Tough choices ahead for Medford area schools
The Medford School Board last week made the right call in adding an English teacher at the high school.
English is a fundamental core subject of education at all levels. Reading and writing are two of the classic “Three Rs” of education. The addition allows the district to continue to offer college credit classes for advanced students as well as spreading out the load for the other teachers.
Unlike other subjects, high schoolers must take four years of English in order to graduate.
The school board made the right call in adding the position, placing the education of students at the forefront, where it belongs. It is now up to the administration to figure out how to put the cost of an additional teacher into the already unbalanced budget without pushing the district closer to the edge of the impending fiscal cliff.
Board member Brian Hallgren’s concerns about the district’s finances are well-founded. The state legislature chose to play political games and force local districts to use one-time federal grant money to pay for teacher salaries and other operational expenses. At the same time, the legislature is calling for a token tax reduction in the state budget.
While it is always nice to have a little bit of extra cash in the pockets of taxpayers, the better option for the legislature would have been to be more aggressive in paying down the state’s longterm debts. This would in turn free up additional funds in the future — money that could provide inflationary increases to school districts for years to come.
School districts will have to make tough choices when it comes to balancing their wants and needs. Prioritizing will be key to this task. One metric is looking at the direct contact between staff members and students. This would largely shield educators at the lower grades while potentially putting targets on higher grades and more specialized subject areas.
The challenge of judging the value of classes based on the number of students in the classroom seats tends to do a disservice to high achieving students. This can have consequences by serving as a deterrent for families of high achievers from attending Medford schools. They might decide to go elsewhere and take classes that will allow them to advance toward their educational and career goals.
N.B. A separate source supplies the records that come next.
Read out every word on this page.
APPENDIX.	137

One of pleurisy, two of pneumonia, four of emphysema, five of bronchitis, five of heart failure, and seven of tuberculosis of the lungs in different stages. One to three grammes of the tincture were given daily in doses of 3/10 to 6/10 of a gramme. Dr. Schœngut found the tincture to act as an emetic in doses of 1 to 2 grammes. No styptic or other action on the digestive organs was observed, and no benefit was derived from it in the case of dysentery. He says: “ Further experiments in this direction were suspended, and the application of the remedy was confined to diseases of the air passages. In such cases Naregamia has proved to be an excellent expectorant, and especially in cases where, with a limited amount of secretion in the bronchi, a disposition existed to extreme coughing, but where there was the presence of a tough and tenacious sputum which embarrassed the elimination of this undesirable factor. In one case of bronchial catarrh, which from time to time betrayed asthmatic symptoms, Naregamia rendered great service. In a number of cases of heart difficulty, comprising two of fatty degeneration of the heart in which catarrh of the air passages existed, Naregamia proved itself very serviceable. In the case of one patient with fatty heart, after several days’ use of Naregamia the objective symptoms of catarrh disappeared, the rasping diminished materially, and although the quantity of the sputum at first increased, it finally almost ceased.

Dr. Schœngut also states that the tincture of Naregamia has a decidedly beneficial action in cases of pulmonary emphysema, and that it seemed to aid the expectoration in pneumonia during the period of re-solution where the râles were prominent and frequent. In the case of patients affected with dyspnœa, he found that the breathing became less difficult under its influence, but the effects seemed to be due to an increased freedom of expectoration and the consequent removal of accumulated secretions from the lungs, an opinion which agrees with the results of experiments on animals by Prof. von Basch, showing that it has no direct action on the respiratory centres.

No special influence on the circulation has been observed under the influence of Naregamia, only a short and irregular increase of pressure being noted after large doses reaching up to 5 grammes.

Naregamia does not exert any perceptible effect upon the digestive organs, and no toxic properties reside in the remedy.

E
The handful of students who head off on career paths to become doctors and lawyers deserve as much of a quality and challenging public education as those who will go directly into the workforce following graduation.
That said, the process to determine where to make cuts needs to happen somewhere. The cliff edge is in sight, but Medford still has time to adjust its course and make the necessary cuts to avoid going over. Administration and school board members must look closely at where savings can be achieved while maintaining the highest standards for educating students. It is a challenging task and one that won’t be easy, requiring the deft hand of a surgeon with a scalpel rather than a logger with a chainsaw.
School board members made the right call in placing the educational needs of students the paramount concern. They sent the clear message that while cuts will be coming in the future, the district won’t compromise on educational quality.